I found this episode to be enjoyable, from the way it wove the Democratic convention protests throughout the script to its choice of one of my favorite '60s songs as its closer. Could there be a blunter music/image contrast than that of the uptight, constantly angry, suited Pete Campbell smoking a joint to Janis' wail? Is he finally going to learn to lighten up a bit? The imagery and music of the California party also contrasted starkly, from the upbeat "Harper Valley PTA" to drug-induced visions of death. The song offered a quick allusion to hypocrisy--hearkening back to Cutler's accusation of Ginsberg--as well as to a strong woman "socking it to" her critics and those who would hold her back (Go, Joan!), while Don's hash-powered hallucinations darkly lead us back to his season-opening Hawaiian trip and his death by water ad campaign.
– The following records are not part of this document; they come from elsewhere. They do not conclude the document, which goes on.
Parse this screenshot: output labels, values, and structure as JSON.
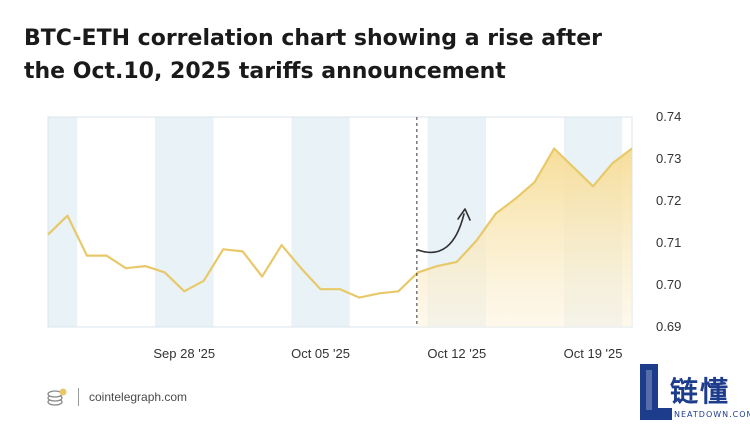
{
  "header": {
    "title": "BTC-ETH correlation chart showing a rise after the Oct.10, 2025 tariffs announcement"
  },
  "footer": {
    "source": "cointelegraph.com"
  },
  "watermark": {
    "chinese_text": "链懂",
    "english_text": "NEATDOWN.COM"
  },
  "colors": {
    "line": "#e8c96a",
    "area": "#fbeccb",
    "band": "#e9f2f7",
    "marker": "#333333",
    "accent_brand": "#1d3c8c"
  },
  "chart_data": {
    "type": "area",
    "title": "BTC-ETH correlation chart showing a rise after the Oct.10, 2025 tariffs announcement",
    "xlabel": "",
    "ylabel": "",
    "x": [
      "2025-09-21",
      "2025-09-22",
      "2025-09-23",
      "2025-09-24",
      "2025-09-25",
      "2025-09-26",
      "2025-09-27",
      "2025-09-28",
      "2025-09-29",
      "2025-09-30",
      "2025-10-01",
      "2025-10-02",
      "2025-10-03",
      "2025-10-04",
      "2025-10-05",
      "2025-10-06",
      "2025-10-07",
      "2025-10-08",
      "2025-10-09",
      "2025-10-10",
      "2025-10-11",
      "2025-10-12",
      "2025-10-13",
      "2025-10-14",
      "2025-10-15",
      "2025-10-16",
      "2025-10-17",
      "2025-10-18",
      "2025-10-19",
      "2025-10-20",
      "2025-10-21"
    ],
    "values": [
      0.712,
      0.7165,
      0.707,
      0.707,
      0.704,
      0.7045,
      0.703,
      0.6985,
      0.701,
      0.7085,
      0.708,
      0.702,
      0.7095,
      0.704,
      0.699,
      0.699,
      0.697,
      0.698,
      0.6985,
      0.703,
      0.7045,
      0.7055,
      0.7105,
      0.717,
      0.7205,
      0.7245,
      0.7325,
      0.728,
      0.7235,
      0.729,
      0.7325
    ],
    "highlight_start_index": 19,
    "event_date": "2025-10-10",
    "ylim": [
      0.69,
      0.74
    ],
    "yticks": [
      "0.69",
      "0.70",
      "0.71",
      "0.72",
      "0.73",
      "0.74"
    ],
    "xticks": [
      {
        "date": "2025-09-28",
        "label": "Sep 28 '25"
      },
      {
        "date": "2025-10-05",
        "label": "Oct 05 '25"
      },
      {
        "date": "2025-10-12",
        "label": "Oct 12 '25"
      },
      {
        "date": "2025-10-19",
        "label": "Oct 19 '25"
      }
    ],
    "shaded_weekend_ranges": [
      [
        "2025-09-21",
        "2025-09-22"
      ],
      [
        "2025-09-27",
        "2025-09-29"
      ],
      [
        "2025-10-04",
        "2025-10-06"
      ],
      [
        "2025-10-11",
        "2025-10-13"
      ],
      [
        "2025-10-18",
        "2025-10-20"
      ]
    ],
    "grid": false,
    "legend": "none"
  }
}
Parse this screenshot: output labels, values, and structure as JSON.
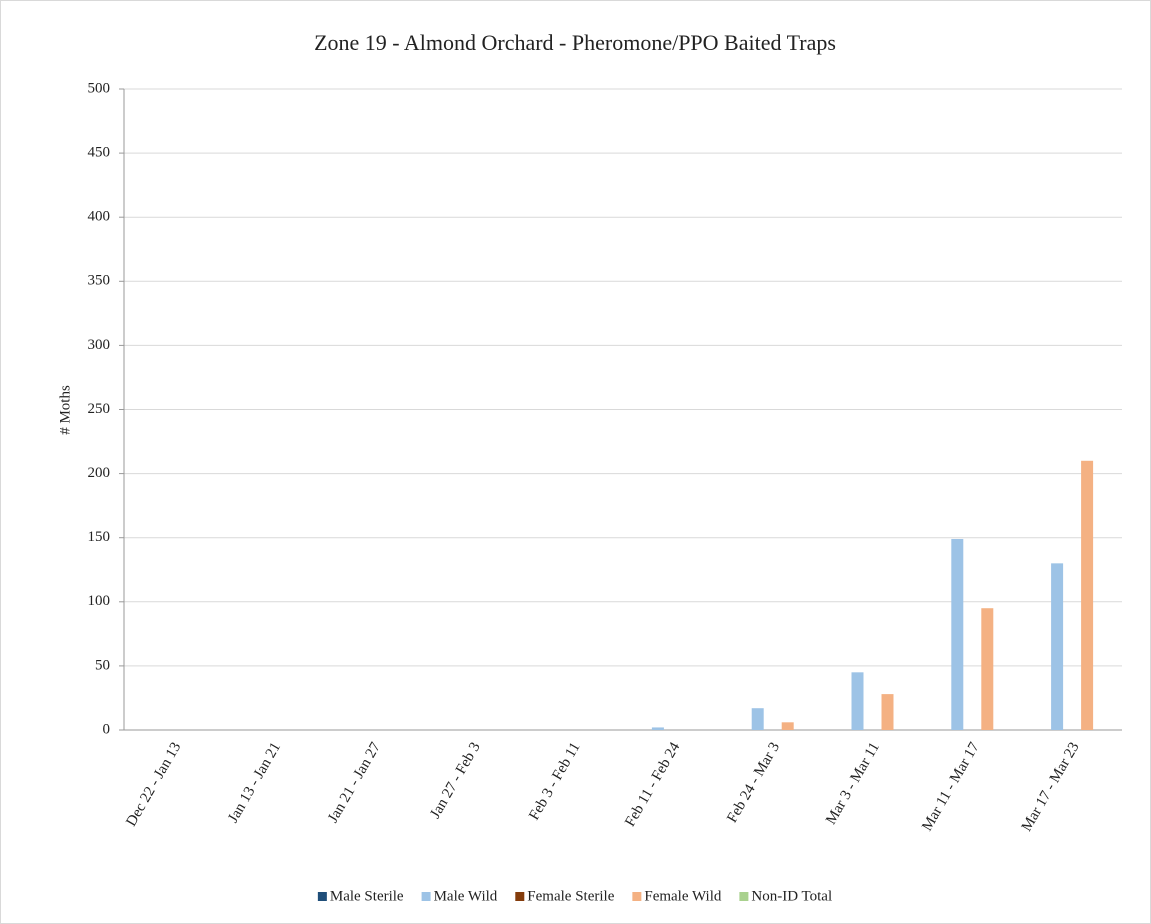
{
  "chart_data": {
    "type": "bar",
    "title": "Zone 19 - Almond Orchard - Pheromone/PPO  Baited Traps",
    "y_label": "# Moths",
    "categories": [
      "Dec 22 - Jan 13",
      "Jan 13 - Jan 21",
      "Jan 21 - Jan 27",
      "Jan 27 - Feb 3",
      "Feb 3 - Feb 11",
      "Feb 11 - Feb 24",
      "Feb 24 - Mar 3",
      "Mar 3 - Mar 11",
      "Mar 11 - Mar 17",
      "Mar 17 - Mar 23"
    ],
    "series": [
      {
        "name": "Male Sterile",
        "color": "#1f4e79",
        "values": [
          0,
          0,
          0,
          0,
          0,
          0,
          0,
          0,
          0,
          0
        ]
      },
      {
        "name": "Male Wild",
        "color": "#9dc3e6",
        "values": [
          0,
          0,
          0,
          0,
          0,
          2,
          17,
          45,
          149,
          130
        ]
      },
      {
        "name": "Female Sterile",
        "color": "#843c0c",
        "values": [
          0,
          0,
          0,
          0,
          0,
          0,
          0,
          0,
          0,
          0
        ]
      },
      {
        "name": "Female Wild",
        "color": "#f4b183",
        "values": [
          0,
          0,
          0,
          0,
          0,
          0,
          6,
          28,
          95,
          210
        ]
      },
      {
        "name": "Non-ID Total",
        "color": "#a9d18e",
        "values": [
          0,
          0,
          0,
          0,
          0,
          0,
          0,
          0,
          0,
          0
        ]
      }
    ],
    "ylim": [
      0,
      500
    ],
    "yticks": [
      0,
      50,
      100,
      150,
      200,
      250,
      300,
      350,
      400,
      450,
      500
    ],
    "grid": true,
    "legend": "bottom"
  }
}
With the return of the Vietnam-bound soldier, offering Don's cigarette the lighter that haunted Don on his return from Hawaii, we see that Don still has a death wish. Yet the now-dead soldier tells him that even if Don were to achieve death, he wouldn't necessarily find the wholeness he seeks: when Don asks him why he didn't get his arm back upon dying, the soldier tells him, "Dying doesn't make you whole. You should see what you look like." While at the end of one of his previous trips to California, we see Don being "baptized" in the ocean, this time the trip ends with him face down in a swimming pool, miming (or seeking?) the death that he and the soldier discussed.

While Don is on his search for whatever it is he's desiring (a non-working, pregnant wife might be part of it, given the Megan vision at the party), others are--like the characters in the Dickens novel for which the episode is named--engaged in a struggle between authority-holders and revolutionaries. My favorite of these struggles is that between Pete and Joan--and for awhile Peggy--and the one between Ginsberg and Cutler (who completely affirmed my dislike of him; he's not only a dick, but apparently as useless a partner as Bert Cooper).
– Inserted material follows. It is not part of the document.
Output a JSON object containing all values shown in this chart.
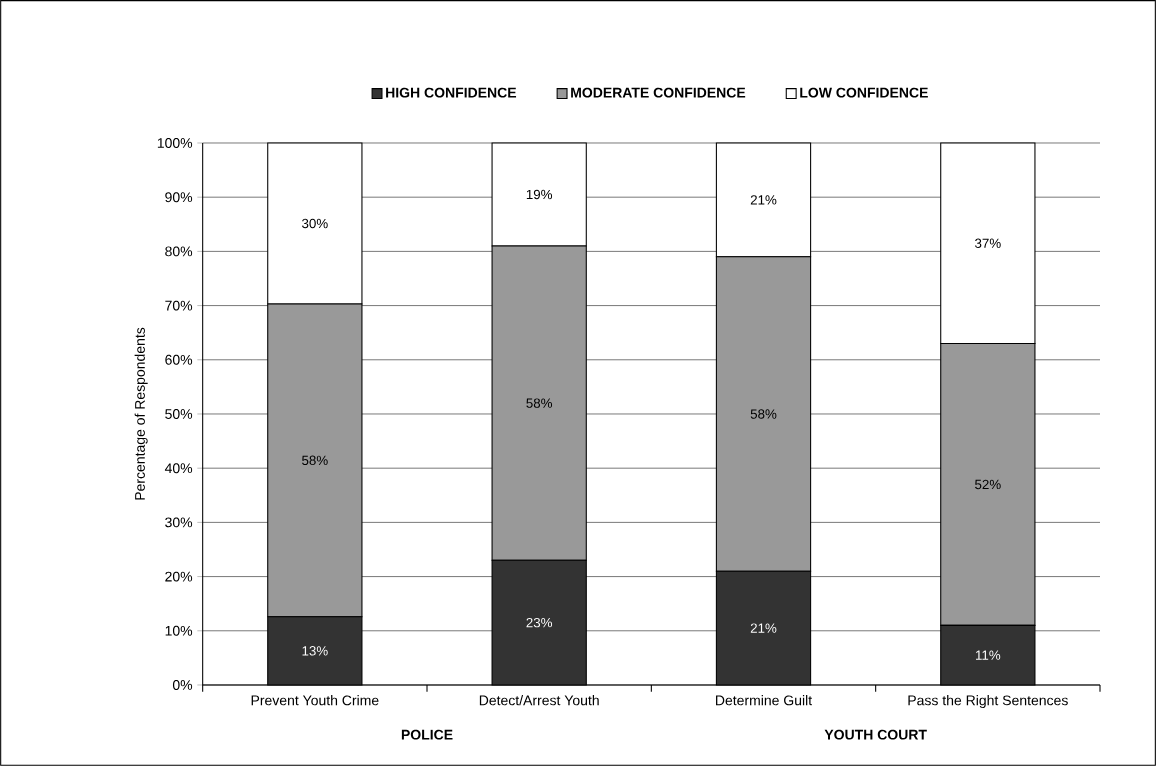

With the clashes between anti-war protesters and baton- and tear gas-wielding Chicago police setting the televised background of the episode, multiple sets of fighting sides were formed: the SCDP and CGC factions of the new firm with the peace-making Ted Chaough trying to bridge the divide; the younger people with their sympathy for the convention protesters against the older characters who tended to side with the police, with Don and Megan on different sides of this divide, though he did sympathize with her despair over her adopted country; the east coast and the west coast; and those who are primarily business focused against those who also worry about social justice. These were played out most forcefully in the cases of Pete v. Joan and Cutler v. Ginsberg.

I loved Joan's surprise and then delight to realize that what she at first thought was a date (why else does anyone ever set Joan up to have lunch with a businessman?) was actually a potential client meeting. Having never dealt directly with account gathering before--except having to sleep with Herb--she wasn't sure how to describe what she does; she comes up with the apt "I'm in charge of thinking of things before people know they need them." The disappointment she registers when Pete relegates her back to her typical role with the Avon man: "You'll show him around" was sad to see. She decides to go against company policy to pursue the account herself. It wasn't surprising that Pete can't abide the breaking of protocol--a "break of the fundamental rules of this business" as he pompously declares, but I was hoping for better from Peggy. She is shocked and starts arguing about how she worked her way into the role she's in, responding to Joan's taunt about Don that "I never slept with him." She deserves Joan's barb: "Congratulations. You really are just like them." She saves Joan at the end, though, with the fake phone message, prompting Ted to grant Joan the right to the account. "Possession is 9/10 of the law," he tells Pete, who whines, "only where there is no law." Pete sees his firm to be just like the streets of Chicago, but in this case, the one engaged in revolution won--for now. Yeay, Joan!

The other interesting revolt took place when Ginsberg let loose on Cutler for Cutler's lack of concern over the peace plank being voted down at the convention. His rhetoric got a bit overwrought with his charge of Cutler's "fascist boot" on his neck, but he expressed the differences between them. When Cutler, also rightly, points out the disparity between Ginsberg's politics and his acceptance of paychecks from Dow Chemical and GM, he sends Ginsberg into an angst-filled reflection on his complicity in what he sees as evil: "I'm a thug. I'm a pig. I'm part of the problem. Now I am become death, destroyer of worlds." Hearkening back to his initial episode admission to Peggy that he's from Mars, the outsider Holocaust orphan who feels himself from another world, says, "I can't turn off the transmissions to do harm. They're beaming them right into my head." I feel for him. He seems the best illustration of the culture's clashes at this point in time. And a genuinely well-meaning, questing character.